I’ve blogged about the the demise of Dr Dobbs Journal as a print publication before. As I am a subscriber, the promised replacement in form of an issue of Information Week with Dr Dobbs report tacked on recently turned up in the mail. No emails regarding a new digital edition so far, though. I hope these emails havn’t been caught in a spam filter, so if anyone has heard anything regarding a new digital issue, please let me know.
Anyway, back to the Dr Dobbs Report section in Information Week. Unfortunately the section – which is about virtualization – seems to be targeted at the same audience that the rest of IW is targeted at, namely CIOs and the like. I diligently read through it but there was only very little in there that I’d consider useful for a working programmer like me. That is a pity as the normal Dr Dobbs always contained a few articles that I found interesting, even if they weren’t necessarily applicable to my day to day work. It doesn’t come as a great surprise, but obviously I’m not massively pleased to have yet another good programming publication pulled out from underneath me and either not replaced at all (as with the C/C++ Users Journal – I don’t think the promised additional content materialised in Dr Dobbs) or replaced with something rather unsuitable.
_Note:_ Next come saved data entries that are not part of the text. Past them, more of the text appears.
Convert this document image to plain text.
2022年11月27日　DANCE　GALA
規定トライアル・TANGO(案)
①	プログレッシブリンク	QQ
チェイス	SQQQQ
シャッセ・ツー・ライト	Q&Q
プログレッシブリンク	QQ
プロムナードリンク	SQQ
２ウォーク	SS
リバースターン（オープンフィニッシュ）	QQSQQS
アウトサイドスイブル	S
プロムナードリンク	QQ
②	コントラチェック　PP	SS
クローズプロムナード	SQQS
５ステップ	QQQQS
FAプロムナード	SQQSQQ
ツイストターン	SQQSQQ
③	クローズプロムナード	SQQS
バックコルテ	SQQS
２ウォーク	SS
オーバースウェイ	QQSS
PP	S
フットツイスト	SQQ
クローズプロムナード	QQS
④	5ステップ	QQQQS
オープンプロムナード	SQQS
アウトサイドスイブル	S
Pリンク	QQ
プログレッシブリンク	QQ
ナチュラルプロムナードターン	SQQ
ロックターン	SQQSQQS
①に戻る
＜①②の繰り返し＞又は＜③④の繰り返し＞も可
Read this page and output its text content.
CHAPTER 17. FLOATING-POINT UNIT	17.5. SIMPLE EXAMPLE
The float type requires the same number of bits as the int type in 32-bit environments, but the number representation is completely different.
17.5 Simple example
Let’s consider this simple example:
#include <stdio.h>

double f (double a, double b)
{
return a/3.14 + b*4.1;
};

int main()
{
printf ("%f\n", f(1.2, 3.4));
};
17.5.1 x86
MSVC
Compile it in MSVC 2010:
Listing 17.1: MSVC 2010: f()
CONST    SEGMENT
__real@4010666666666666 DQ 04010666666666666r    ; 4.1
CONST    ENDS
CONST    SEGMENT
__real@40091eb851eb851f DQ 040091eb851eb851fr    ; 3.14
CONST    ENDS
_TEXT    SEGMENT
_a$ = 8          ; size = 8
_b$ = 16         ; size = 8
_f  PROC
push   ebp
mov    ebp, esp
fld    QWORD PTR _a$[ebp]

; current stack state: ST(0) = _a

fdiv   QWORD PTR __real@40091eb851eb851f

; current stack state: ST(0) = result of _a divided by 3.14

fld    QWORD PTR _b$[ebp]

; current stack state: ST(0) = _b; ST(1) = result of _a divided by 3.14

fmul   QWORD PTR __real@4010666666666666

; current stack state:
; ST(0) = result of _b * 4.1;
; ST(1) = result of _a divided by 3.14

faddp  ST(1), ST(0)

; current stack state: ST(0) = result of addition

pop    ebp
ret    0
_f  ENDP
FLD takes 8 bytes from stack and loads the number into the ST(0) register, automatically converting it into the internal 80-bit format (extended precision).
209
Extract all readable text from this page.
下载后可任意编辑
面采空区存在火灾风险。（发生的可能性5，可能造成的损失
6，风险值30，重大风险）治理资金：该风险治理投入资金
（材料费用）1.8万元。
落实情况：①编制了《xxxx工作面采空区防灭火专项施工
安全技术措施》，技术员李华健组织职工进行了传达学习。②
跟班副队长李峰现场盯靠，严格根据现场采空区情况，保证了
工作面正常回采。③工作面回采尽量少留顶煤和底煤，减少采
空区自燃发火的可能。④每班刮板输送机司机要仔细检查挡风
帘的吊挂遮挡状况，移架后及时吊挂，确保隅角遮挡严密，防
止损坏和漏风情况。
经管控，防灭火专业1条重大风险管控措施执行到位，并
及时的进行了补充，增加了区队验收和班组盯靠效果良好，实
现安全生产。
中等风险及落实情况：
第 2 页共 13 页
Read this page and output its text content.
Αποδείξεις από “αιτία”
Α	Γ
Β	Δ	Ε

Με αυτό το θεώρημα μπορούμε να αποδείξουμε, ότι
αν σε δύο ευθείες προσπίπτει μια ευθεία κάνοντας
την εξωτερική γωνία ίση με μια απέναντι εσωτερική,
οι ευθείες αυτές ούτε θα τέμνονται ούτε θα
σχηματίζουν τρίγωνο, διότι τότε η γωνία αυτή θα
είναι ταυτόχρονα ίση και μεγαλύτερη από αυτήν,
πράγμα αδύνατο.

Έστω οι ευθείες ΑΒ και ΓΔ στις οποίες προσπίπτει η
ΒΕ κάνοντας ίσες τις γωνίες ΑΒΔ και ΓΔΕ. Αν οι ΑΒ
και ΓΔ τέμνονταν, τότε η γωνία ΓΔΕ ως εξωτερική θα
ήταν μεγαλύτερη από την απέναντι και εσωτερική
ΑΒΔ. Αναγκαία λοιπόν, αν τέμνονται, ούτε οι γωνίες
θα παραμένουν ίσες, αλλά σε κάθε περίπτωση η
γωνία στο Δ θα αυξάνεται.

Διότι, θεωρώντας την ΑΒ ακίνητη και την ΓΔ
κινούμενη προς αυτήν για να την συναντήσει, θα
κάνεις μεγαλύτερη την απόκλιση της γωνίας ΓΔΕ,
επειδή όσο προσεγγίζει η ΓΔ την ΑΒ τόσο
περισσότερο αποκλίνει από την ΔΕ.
I’m hoping that there will be a digital issue soon and that it’s back to its usual quality, otherwise I guess that this will be another subscription that goes into the bin. For the time being I’ll be sticking to Communications of the ACM, ACM Queue and c’t for my CS, programming and hardware fix…
While I can understand from a business point of view that magazines which do not generate enough revenue to make enough of a profit to stay alive have to be closed down, I’m beginning to wonder where developers will get information about new concepts from – book sales are down, there are fewer programming related magazines, etc. I don’t really think that blogs are the answer to that either – there is only so much you can put into an blog post unless you’re Steve Yegge, and while it’s a good way to pick up fixes for immediate problems from blogs, Stack Overflow and through the usual Google searches, I think we’re losing a valuable distribution mechanism here.